According to Moore Threads, the MTT S60 is equipped with 2,048 FP32 cores and is thus capable of deploying a computing power of 6 TFLOPs. For comparison, NVIDIA's GeForce RTX 1070 Ti launched in 2016 developed a comparable power level, 6.5 TFLOPs. The MTT S60 has 8GB of LPGDDR4X with no information on the interface bus or speed of this memory. The MTT S2000 is a bigger model with 4,096 FP32 cores for a computing power estimated by Moore Threads at 12 TFLOPs and 32 GB of video memory of an undisclosed type.
Beyond these somewhat technical values, it is important to note that during its presentation, Moore Threads mentioned DirectX support on both cards. Unless I'm mistaken, this is the first Chinese graphics card capable of using DirectX. It is also able to use Open CL, OpenGL and Vulkan. To make matters worse, Moore Threads emphasizes the openness of its cards in terms of video decoding / encoding: H.264 / H.265 / AV1 can be used for encoding while VP8 and VP9 are added to the list on the decoding side.

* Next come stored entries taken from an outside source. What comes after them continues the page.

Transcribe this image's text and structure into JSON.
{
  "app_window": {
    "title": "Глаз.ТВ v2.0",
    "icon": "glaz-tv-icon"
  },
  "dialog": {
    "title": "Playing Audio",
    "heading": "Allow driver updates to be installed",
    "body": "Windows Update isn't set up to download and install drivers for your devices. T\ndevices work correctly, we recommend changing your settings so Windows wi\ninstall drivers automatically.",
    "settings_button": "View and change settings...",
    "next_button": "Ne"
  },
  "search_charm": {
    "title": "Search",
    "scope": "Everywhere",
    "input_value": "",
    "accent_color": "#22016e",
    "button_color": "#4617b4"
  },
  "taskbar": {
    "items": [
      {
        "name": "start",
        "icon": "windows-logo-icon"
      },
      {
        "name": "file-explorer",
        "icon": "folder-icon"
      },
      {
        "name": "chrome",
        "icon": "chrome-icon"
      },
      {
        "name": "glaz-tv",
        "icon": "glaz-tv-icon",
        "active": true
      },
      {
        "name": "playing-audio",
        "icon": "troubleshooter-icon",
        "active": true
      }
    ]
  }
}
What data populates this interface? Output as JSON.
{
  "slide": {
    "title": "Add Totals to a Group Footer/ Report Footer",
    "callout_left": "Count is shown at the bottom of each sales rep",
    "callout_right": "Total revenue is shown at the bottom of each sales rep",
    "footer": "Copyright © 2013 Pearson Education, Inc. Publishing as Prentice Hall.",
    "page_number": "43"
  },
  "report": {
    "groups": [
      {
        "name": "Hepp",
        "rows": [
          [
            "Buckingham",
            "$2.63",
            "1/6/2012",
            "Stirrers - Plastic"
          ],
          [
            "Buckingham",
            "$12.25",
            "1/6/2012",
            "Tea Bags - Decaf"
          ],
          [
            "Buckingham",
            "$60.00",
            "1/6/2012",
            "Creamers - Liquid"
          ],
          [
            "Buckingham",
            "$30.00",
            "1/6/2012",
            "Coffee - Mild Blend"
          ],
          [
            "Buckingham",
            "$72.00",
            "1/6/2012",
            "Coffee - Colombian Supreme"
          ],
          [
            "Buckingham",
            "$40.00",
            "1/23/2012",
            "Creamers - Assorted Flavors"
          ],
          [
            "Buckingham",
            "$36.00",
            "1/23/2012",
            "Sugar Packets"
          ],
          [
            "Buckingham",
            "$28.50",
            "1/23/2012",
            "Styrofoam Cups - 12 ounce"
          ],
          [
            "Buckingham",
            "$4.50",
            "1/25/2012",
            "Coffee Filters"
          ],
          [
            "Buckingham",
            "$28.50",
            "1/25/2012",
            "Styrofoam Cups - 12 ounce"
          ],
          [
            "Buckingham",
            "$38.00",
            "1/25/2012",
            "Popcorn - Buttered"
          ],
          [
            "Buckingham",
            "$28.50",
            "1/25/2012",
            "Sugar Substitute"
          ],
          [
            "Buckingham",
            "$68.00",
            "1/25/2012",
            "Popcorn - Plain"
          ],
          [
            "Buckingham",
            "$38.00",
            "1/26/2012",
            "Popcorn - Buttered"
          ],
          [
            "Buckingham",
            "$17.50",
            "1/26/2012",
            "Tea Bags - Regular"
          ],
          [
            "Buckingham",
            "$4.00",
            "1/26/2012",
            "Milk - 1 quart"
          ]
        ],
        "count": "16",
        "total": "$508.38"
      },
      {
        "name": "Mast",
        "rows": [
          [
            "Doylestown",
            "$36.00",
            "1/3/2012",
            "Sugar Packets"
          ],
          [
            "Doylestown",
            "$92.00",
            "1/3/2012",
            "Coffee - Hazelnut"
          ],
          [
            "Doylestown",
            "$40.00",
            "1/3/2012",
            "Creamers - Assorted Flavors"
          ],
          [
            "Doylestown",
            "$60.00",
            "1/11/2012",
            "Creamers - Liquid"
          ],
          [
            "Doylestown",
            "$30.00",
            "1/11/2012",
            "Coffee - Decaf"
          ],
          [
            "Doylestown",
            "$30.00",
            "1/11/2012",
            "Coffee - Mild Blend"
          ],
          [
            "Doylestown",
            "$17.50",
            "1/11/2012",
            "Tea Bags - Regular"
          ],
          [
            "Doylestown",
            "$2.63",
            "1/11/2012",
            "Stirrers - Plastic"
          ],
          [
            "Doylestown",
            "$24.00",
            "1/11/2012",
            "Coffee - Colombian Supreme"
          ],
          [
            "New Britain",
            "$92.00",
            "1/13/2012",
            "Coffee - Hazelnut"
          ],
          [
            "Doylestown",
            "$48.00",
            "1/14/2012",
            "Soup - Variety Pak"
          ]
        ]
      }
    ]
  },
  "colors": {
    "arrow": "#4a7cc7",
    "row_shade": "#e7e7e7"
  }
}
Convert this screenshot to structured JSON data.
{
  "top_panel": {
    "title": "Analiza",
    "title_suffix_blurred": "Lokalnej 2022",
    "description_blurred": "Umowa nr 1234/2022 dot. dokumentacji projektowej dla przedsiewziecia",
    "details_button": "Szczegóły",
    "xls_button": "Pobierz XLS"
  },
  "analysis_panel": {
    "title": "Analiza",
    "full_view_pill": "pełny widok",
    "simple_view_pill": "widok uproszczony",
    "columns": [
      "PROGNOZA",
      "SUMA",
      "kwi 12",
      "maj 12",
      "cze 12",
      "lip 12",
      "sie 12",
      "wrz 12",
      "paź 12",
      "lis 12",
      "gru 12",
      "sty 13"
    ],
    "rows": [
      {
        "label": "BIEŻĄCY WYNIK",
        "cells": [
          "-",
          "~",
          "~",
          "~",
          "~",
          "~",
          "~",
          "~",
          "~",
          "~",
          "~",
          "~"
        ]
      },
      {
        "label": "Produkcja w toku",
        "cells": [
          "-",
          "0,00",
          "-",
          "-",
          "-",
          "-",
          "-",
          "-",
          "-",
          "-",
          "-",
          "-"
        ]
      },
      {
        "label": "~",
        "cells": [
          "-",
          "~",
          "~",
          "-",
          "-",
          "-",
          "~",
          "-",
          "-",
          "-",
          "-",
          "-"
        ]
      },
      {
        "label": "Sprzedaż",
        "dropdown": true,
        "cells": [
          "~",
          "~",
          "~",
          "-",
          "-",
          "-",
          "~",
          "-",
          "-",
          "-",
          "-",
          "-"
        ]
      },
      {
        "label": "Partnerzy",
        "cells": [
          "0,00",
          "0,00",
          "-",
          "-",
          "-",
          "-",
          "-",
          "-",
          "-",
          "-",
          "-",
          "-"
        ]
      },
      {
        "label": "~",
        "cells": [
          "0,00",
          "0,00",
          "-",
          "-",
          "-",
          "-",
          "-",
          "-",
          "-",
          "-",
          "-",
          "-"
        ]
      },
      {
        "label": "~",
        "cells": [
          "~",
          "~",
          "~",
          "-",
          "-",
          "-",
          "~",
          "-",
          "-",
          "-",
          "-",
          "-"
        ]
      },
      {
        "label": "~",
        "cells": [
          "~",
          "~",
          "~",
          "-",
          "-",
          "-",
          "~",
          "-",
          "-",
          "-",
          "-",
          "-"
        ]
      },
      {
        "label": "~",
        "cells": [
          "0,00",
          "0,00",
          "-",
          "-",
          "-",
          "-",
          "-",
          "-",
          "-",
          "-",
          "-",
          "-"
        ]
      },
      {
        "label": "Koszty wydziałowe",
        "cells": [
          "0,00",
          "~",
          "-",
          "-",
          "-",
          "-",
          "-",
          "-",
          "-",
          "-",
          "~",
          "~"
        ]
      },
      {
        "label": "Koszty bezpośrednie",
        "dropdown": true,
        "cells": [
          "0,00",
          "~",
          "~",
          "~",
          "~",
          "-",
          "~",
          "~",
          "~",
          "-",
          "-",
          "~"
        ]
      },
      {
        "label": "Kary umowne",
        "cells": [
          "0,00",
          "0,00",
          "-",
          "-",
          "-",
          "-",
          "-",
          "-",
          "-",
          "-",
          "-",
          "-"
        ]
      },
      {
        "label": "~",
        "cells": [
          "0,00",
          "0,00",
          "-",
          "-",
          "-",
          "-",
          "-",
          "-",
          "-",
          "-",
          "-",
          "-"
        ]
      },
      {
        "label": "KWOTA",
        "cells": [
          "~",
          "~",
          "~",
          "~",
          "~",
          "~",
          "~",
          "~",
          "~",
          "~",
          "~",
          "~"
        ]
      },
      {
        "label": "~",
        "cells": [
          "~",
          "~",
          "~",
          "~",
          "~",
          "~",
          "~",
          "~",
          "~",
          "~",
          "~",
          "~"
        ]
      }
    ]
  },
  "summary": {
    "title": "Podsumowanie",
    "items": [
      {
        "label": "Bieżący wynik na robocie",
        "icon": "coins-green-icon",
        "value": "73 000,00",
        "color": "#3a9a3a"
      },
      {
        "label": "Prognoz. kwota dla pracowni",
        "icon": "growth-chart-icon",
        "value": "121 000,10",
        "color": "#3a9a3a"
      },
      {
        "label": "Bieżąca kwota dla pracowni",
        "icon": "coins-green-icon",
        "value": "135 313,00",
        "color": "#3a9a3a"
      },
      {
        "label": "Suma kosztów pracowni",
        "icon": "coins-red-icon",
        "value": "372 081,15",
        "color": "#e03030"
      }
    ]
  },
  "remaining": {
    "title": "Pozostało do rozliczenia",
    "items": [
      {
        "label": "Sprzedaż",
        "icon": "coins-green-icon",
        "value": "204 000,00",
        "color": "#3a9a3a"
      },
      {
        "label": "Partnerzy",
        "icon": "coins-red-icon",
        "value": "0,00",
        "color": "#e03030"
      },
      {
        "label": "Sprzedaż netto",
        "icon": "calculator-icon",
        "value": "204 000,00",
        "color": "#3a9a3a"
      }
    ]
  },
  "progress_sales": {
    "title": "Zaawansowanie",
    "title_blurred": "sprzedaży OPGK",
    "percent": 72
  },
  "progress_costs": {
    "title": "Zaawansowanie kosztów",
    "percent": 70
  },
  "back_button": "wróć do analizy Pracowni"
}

Finally, to conclude his presentation, Moore Threads offered a demonstration of the League of Legends game running in 1080p, a title that is clearly not the most demanding. This is almost a false note for Moore Threads, which did not have any information to give about the commercial availability of its cards either for desktop PCs or servers, even if partnerships with some big Chinese names have already been announced (Lenovo, Tencent).